Alot has been written about Delhi’s air pollution problem during the winter. This may have obscured Delhi’s summer air pollution problem as well as the air pollution issues faced by other large Indian cities.

The Ministry of Earth Sciences undertook a study in October 2018 indicating that 21 per cent of the air pollution in Delhi was caused by dust. The high-speed winds that blow during the summer contribute to spreading harmful pollutants coming from other states like Rajasthan, Gujarat and Haryana. During the summer, the burning of wheat stubble in nearby agricultural areas exacerbates Delhi’s air pollution, as do forest fires in Uttarakhand.

On 13 May 2019, the air quality index reached a critical level for particulate matter 2.5, with an average recording of 154 micrograms per cubic meter. This is approximately five times the level for a safe environment. In some areas of the national capital region, the air quality index registered 500 micrograms per cubic meter.

The change in vehicular and domestic emissions (shifting to CNG and LPG) has led to an increase in nitrogen oxides. The chemical reactions of various oxides of nitrogen during summer heat is said to have produced some of the most harmful pollutants.

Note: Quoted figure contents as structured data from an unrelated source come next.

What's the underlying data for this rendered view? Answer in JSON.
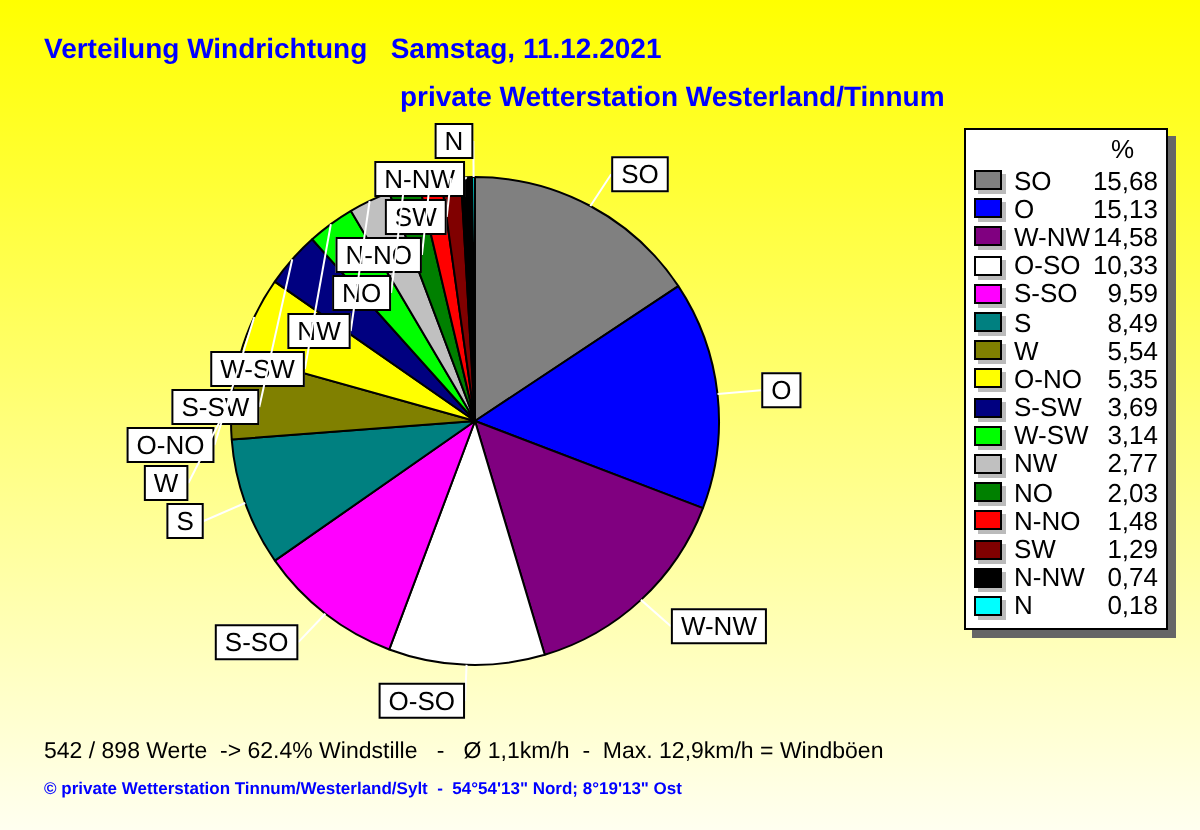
{
  "chart_data": {
    "type": "pie",
    "title": "Verteilung Windrichtung   Samstag, 11.12.2021",
    "subtitle": "private Wetterstation Westerland/Tinnum",
    "categories": [
      "SO",
      "O",
      "W-NW",
      "O-SO",
      "S-SO",
      "S",
      "W",
      "O-NO",
      "S-SW",
      "W-SW",
      "NW",
      "NO",
      "N-NO",
      "SW",
      "N-NW",
      "N"
    ],
    "values": [
      15.68,
      15.13,
      14.58,
      10.33,
      9.59,
      8.49,
      5.54,
      5.35,
      3.69,
      3.14,
      2.77,
      2.03,
      1.48,
      1.29,
      0.74,
      0.18
    ],
    "colors": [
      "#808080",
      "#0000ff",
      "#800080",
      "#ffffff",
      "#ff00ff",
      "#008080",
      "#808000",
      "#ffff00",
      "#000080",
      "#00ff00",
      "#c0c0c0",
      "#008000",
      "#ff0000",
      "#800000",
      "#000000",
      "#00ffff"
    ],
    "value_labels": [
      "15,68",
      "15,13",
      "14,58",
      "10,33",
      "9,59",
      "8,49",
      "5,54",
      "5,35",
      "3,69",
      "3,14",
      "2,77",
      "2,03",
      "1,48",
      "1,29",
      "0,74",
      "0,18"
    ],
    "legend": "right",
    "legend_title": "%",
    "annotations": [
      "542 / 898 Werte  -> 62.4% Windstille   -   Ø 1,1km/h  -  Max. 12,9km/h = Windböen",
      "© private Wetterstation Tinnum/Westerland/Sylt  -  54°54'13\" Nord; 8°19'13\" Ost"
    ]
  }
}
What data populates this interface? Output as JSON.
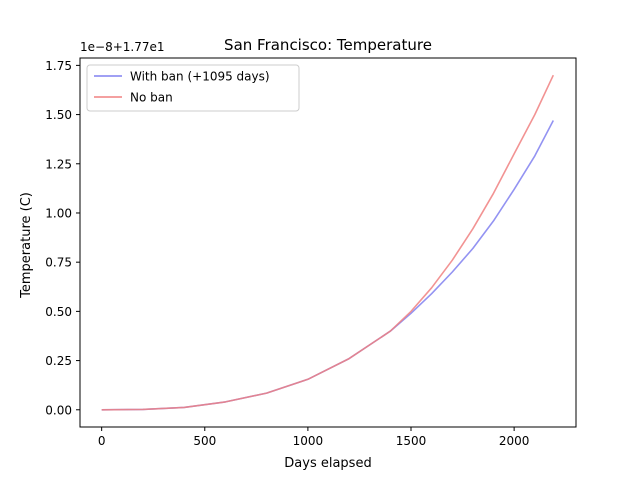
{
  "chart_data": {
    "type": "line",
    "title": "San Francisco: Temperature",
    "xlabel": "Days elapsed",
    "ylabel": "Temperature (C)",
    "offset_label": "1e−8+1.77e1",
    "xlim": [
      -105,
      2300
    ],
    "ylim": [
      -0.0875,
      1.7875
    ],
    "xticks": [
      0,
      500,
      1000,
      1500,
      2000
    ],
    "xtick_labels": [
      "0",
      "500",
      "1000",
      "1500",
      "2000"
    ],
    "yticks": [
      0.0,
      0.25,
      0.5,
      0.75,
      1.0,
      1.25,
      1.5,
      1.75
    ],
    "ytick_labels": [
      "0.00",
      "0.25",
      "0.50",
      "0.75",
      "1.00",
      "1.25",
      "1.50",
      "1.75"
    ],
    "grid": false,
    "legend_position": "upper-left",
    "series": [
      {
        "name": "With ban (+1095 days)",
        "color": "#8080f0",
        "x": [
          0,
          200,
          400,
          600,
          800,
          1000,
          1200,
          1400,
          1500,
          1600,
          1700,
          1800,
          1900,
          2000,
          2100,
          2190
        ],
        "y": [
          0.0,
          0.002,
          0.012,
          0.04,
          0.085,
          0.155,
          0.26,
          0.4,
          0.49,
          0.59,
          0.7,
          0.82,
          0.96,
          1.12,
          1.29,
          1.47
        ]
      },
      {
        "name": "No ban",
        "color": "#f08080",
        "x": [
          0,
          200,
          400,
          600,
          800,
          1000,
          1200,
          1400,
          1500,
          1600,
          1700,
          1800,
          1900,
          2000,
          2100,
          2190
        ],
        "y": [
          0.0,
          0.002,
          0.012,
          0.04,
          0.085,
          0.155,
          0.26,
          0.4,
          0.5,
          0.62,
          0.76,
          0.92,
          1.1,
          1.3,
          1.5,
          1.7
        ]
      }
    ]
  }
}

Apart from various regular pollutants, ozone gas emerged as a key pollutant in Delhi during the summer. The Centre for Science and Environment analyzed the data given by the Central Pollution Board for Delhi NCR on a daily level from 1 April to 15 June 2019. This report found that the ozone levels in Delhi exceeded the average prescribed level by a huge amount this summer as compared to the previous summer: The ozone levels in Delhi were as high as 16 per cent in 2019 compared to 5 per cent in 2018. This summer the highest concentration of ozone rose by 1.22 times from the standard prescribed level to a figure of 122 microgram per cubic meter. In May 2019, 20 per cent of the days exceeded the prescribed level as compared to 3 per cent in May 2018.

So far, various studies and reports on air pollution have been limited to Delhi. However, if we analyze the air pollution in nearby towns of northern India like Jaipur, Patna, Raipur, Gwalior and Allahabad, one can see the air quality index is almost as harmful as that of Delhi.

The experience of Delhi in dealing with environmental problems on a penal level has shown that instilling deterrence by strictly punishing the offenders of environmental regulations and banning pollutants like firecrackers has actually been successful in curbing violations. This can be linked to the psychology prevalent in the mindset of the people, who have assumed that they can get away with a serious violation of environmental norms as it is not considered a grave offence.

Some long-term holistic solution needs to be launched to tackle air pollution before it becomes a national issue. This air pollution is the main cause of global warming, climate change and damage to the ozone layer. Apart from various public-spirited citizens and groups like Care for Air, there is a need for various state organs and common citizens to step in. There needs to be a sensitization drive across India to make people aware of the causes of air pollution along with all possible remedies.